Karachi, 11 Oct 2023:In the fiscal year 2023, ISL managed to harness a profit after tax (PAT) of PkR3.5bn, albeit mitigated by a retrospective super tax of 10% which hampered an otherwise PkR4bn total, according to a corporate briefing held by the company and documented by AKD Securities Limited. While capacity utilization plummeted to 35%, ISL utilized several productivity initiatives, allowing the company to regulate business costs and still turn a profit. ISL saw its cost of doing business ascend due to various factors such as higher interest rates and sharp currency depreciation during the period.
ISL commissioned a new Electrolytic Cleaning line with the objective of streamlining cold rolled capacity and augmenting efficiency in Tin Mill Plate production. This new line might also enable the company to explore export opportunities for these grades. Despite the economic strains, ISL successfully navigated through import restrictions, attributed largely to a successful allowance of LCs, bolstered by their robust export footprint.

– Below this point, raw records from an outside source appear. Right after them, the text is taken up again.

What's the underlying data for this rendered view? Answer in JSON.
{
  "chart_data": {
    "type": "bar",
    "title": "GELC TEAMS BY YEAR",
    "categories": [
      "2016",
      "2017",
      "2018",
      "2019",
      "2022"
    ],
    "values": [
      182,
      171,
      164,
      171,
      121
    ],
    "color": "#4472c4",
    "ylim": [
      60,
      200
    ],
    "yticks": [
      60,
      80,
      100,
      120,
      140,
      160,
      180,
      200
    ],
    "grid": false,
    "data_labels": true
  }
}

Managing their operational activities with a focus on working capital, ISL generated a potent cash flow of PkR22.3bn in FY23, also managing to deleverage its long term and short-term borrowings by PkR16.8bn. The company’s debt, which mostly comprises concessionary financing, including TERF, LTFF, and EFS-based loans, reduced notably from PkR22.5bn last year to PkR4.7bn at the end of FY23.
The FY23 saw a dip in domestic sales, clocking in at PkR64bn, a fall from PkR72bn in FY22, attributed to plummeting international prices and regressed volumes. Nevertheless, ISL maintained strong gross margins at 13.8%, indicating firm control over expenses and stringent discipline regarding working capital. Regarding raw materials, 80% are sourced from JFE, Japan’s second-largest steel producer, which ensures premium quality, supply reliability, and cost-efficient raw material with main import venues stationed in Japan, China, Turkey, and a fraction from Vietnam.
ISL, considering the sheer scale of its business, deemed backward integration into the manufacturing segment unfeasible, given a hefty requirement of $350mn worth of LC establishment needed for in-country material sourcing. Engaged in regulatory dialogues, ISL has addressed the matter of sales tax exemption in FATA and PATA regions with the Government of Pakistan (GoP), resulting in an extension for another 12 months until June 2024.
Noteworthy is ISL’s dependency on both gas and grid for their power needs, given that their plant consumption stands at 21MW while available space for solar plant installation is capped at 3MW, rendering it an inadequate solution. With the solar plant only operable for 12 hours/day and natural gas supply being unreliable, the management foresees a sustained reliance on gas and grid for their energy demands. While no growth in CRC is anticipated, the company expects their market share to remain stable moving forward.